Yes, understood. My surgeons don't suggest radiation for some time, I'm 14 weeks post RP. There is also the 'salvage' philosophy saying that no intervention is needed until there is a significant rise in PSA (0.5 or even >0.2). My counter argument is: I've never had a PSA above 10 and have had significant PC. So should I trust just this measure?
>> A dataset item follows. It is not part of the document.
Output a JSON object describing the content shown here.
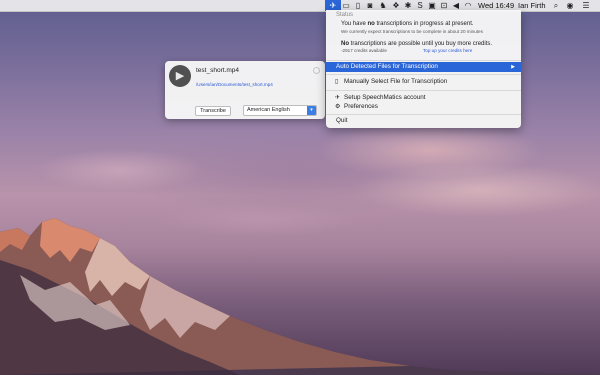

The adjuvant path is more aggressive in my view and has ADT along with SBRT for instance. When I have the oncologist on-board I'll express my concerns. Still there is a suggested healing time after surgery prior to any radiation.
Thanks Phil
Makes sense
I am a bit confused. You had a Lupron shot, but then say if your T rises you’ll want to go on Orgovyx. Don’t think you can do that - how will you ever measure your 3 month PSA’s accurately if you are on ADT?
So if you are anxious about a rise in T/PSA and you desire ADT, you almost have to have radiation sooner, way before the .2 level. If you don’t you “could” become castrate resistant (emphasis on could) the longer you stay on ADT without doing something definitive about the cancer. Radiation will damage cancer DNA and hopefully the cells will die. That’s the one-two punch you need.
It’s good that you are consulting with someone other than your surgeon. Surgeons will always tell you to wait as long as you can in the hope that their surgery will be successful. They never want to share the glory with a radiation oncologist who steps in and mops up what they missed. No judgment just the facts.
You are making the point the Surgeon (Fellow, 2nd dude in the surgery) said about CR, castration resistant PCa. It's still unclear to me how that takes place and what to do in order to prevent that.
I hear that there are men years and years on ADT, and not resistant. I really don't want to see my PSA rise and would want to squelch that with whatever means possible. My ignorance is showing, and without the advice of an oncologist I'm partially blind.
I'm getting a referral for a GU oncologist (GenitoUrinary) which should be a good 1st stop. Next is a Radiation Oncologist at a closer medical facility.
My next searches will be PBT vs. IMRT vs. SBRT. Sounds like the PBT causes the least side effects, but may not be covered or even available to me.